Pero nada de lo anterior bastaría para explicar la felicidad que es leer este libro, o no lo haría si no tomáramos en consideración la razón más importante: estos cuatro escritores eran también extraordinarios corresponsales. Ya lo sabía yo de Cortázar, cuyos cinco tomos de cartas tienen el único defecto de no ser diez o veinte, pues era tan inteligente, y su humor tan culto y tan despojado de pretensiones, que cada página suya nos deja con las ganas de seguir oyendo esa voz hasta el final de los días. Pero en Las cartas del Boom están también la inteligencia y la erudición de Carlos Fuentes, que parece haber leído todos los libros de antes y a todos los amigos de ahora, y además tener tiempo para escribir sobre ellos; y el ingenio vivo de García Márquez, que escribía sus cartas de un plumazo con la misma prosa incapaz de lugares comunes que usaba para la literatura. Vargas Llosa es quizás el que menos entusiasmo les ponía a sus cartas, y más de una vez se declara pésimo corresponsal por la razón suficiente de que no le gustaba la tarea de serlo. Pero en las cartas también se retrata: generoso, curioso sin descanso y comprometido a muerte con el arte de la novela.
El libro está lleno de grandes momentos: el proceso de escritura de Cien años de soledad, las lecturas críticas que Cortázar hace de Fuentes y viceversa, los ataques constantes que reciben todos de lo que Fuentes llama “los pigmeos”, la irritación profunda que causa su éxito, los trastornos del caso Padilla, las alegrías de los unos por las cosas buenas que les pasan a los otros. Y lo más extraño, para nuestra cultura de la imagen ubicua, para nuestro mundo demasiado fotografiado, es que sólo exista una imagen de los cuatro novelistas juntos.

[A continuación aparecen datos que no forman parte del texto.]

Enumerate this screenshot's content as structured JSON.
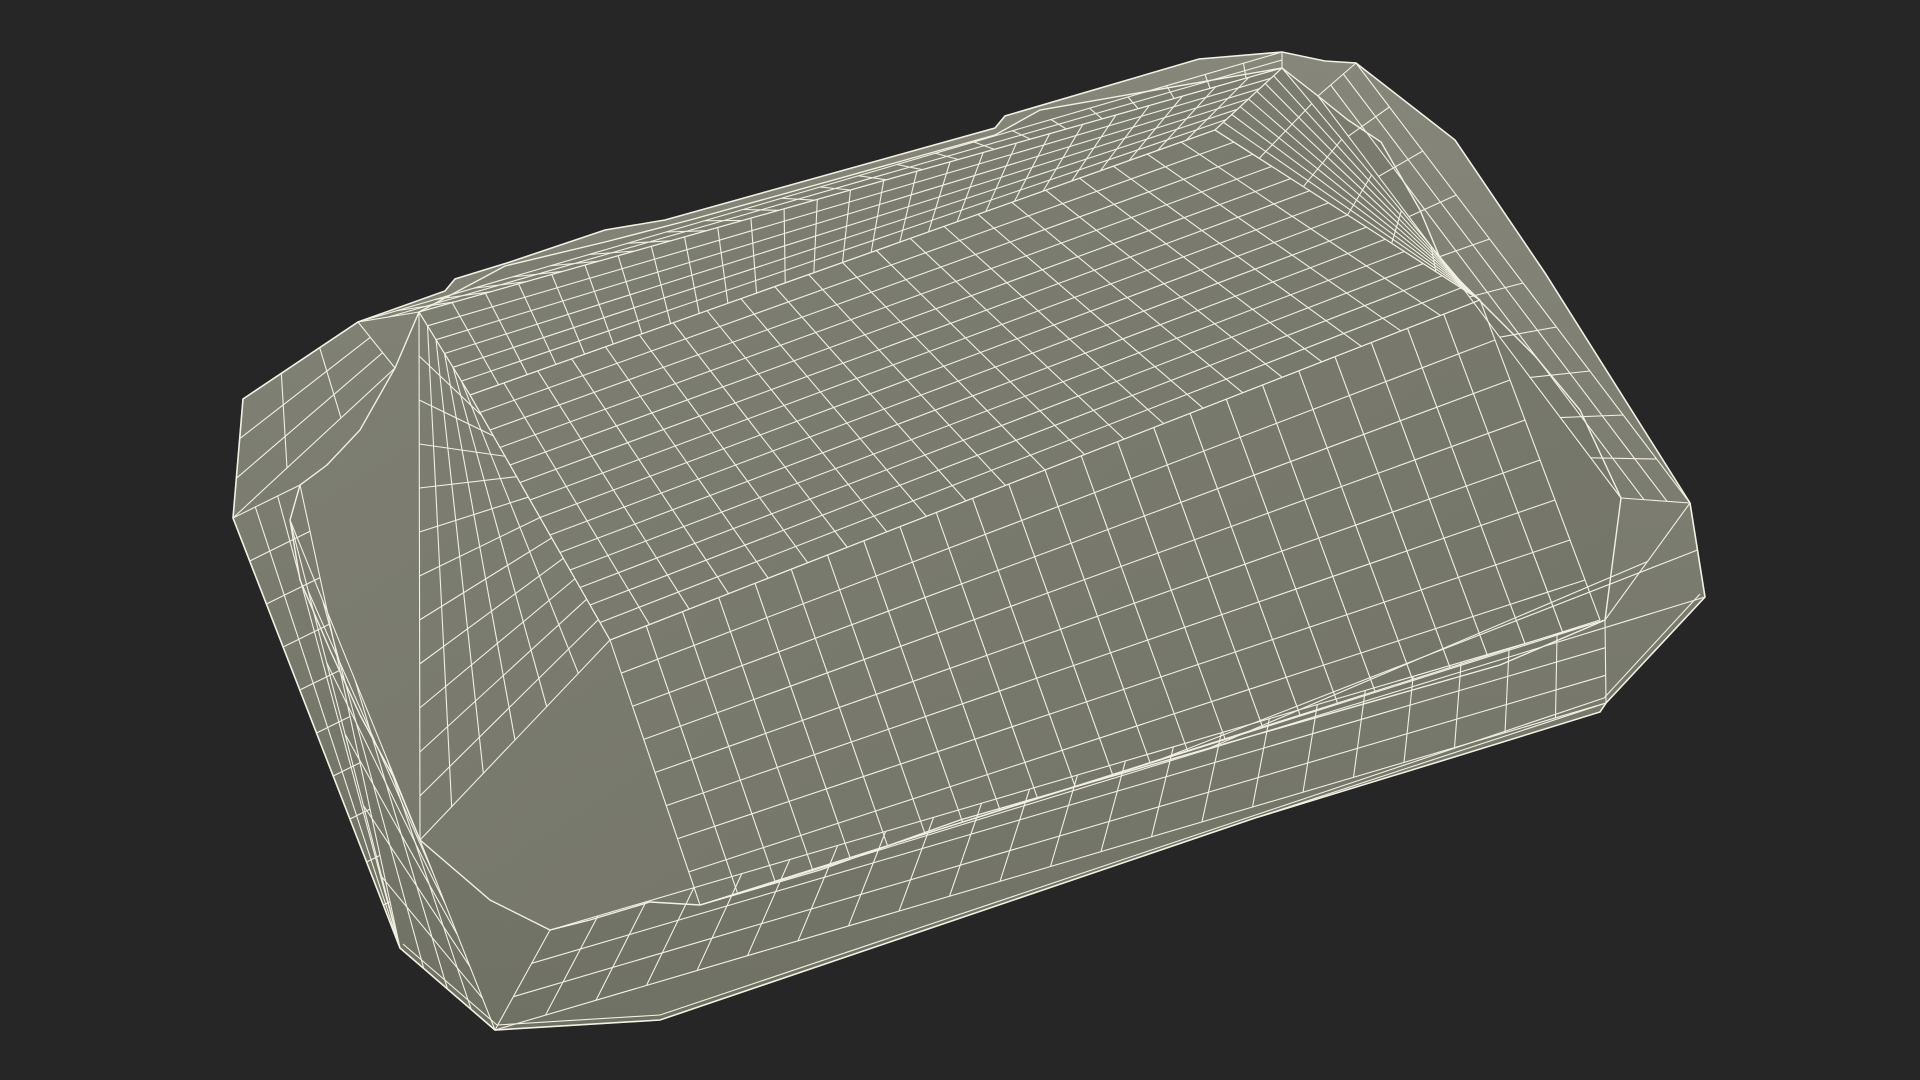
{
  "scene": {
    "background_color": "#262626",
    "mesh_fill_color": "#7b7c6f",
    "mesh_fill_dark": "#6f7064",
    "mesh_fill_light": "#86877a",
    "wire_color": "#f1f0e2",
    "object": "wireframe-tray-mesh"
  }
}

Se tomó en un restaurante el 15 de agosto de 1970; todos venían de una obra de teatro de Fuentes, El tuerto es rey; se dirigían a la casa de Julio Cortázar en Saignon, en el sur de Francia. Seguirían carteándose, pero ya nunca volverían a estar juntos. Lo más cerca que estuvieron de ocupar el mismo lugar es el último capítulo de Terra Nostra, la novela enorme que Fuentes publicó en 1975, donde se reúnen sus personajes. Eso tendrá que bastarnos.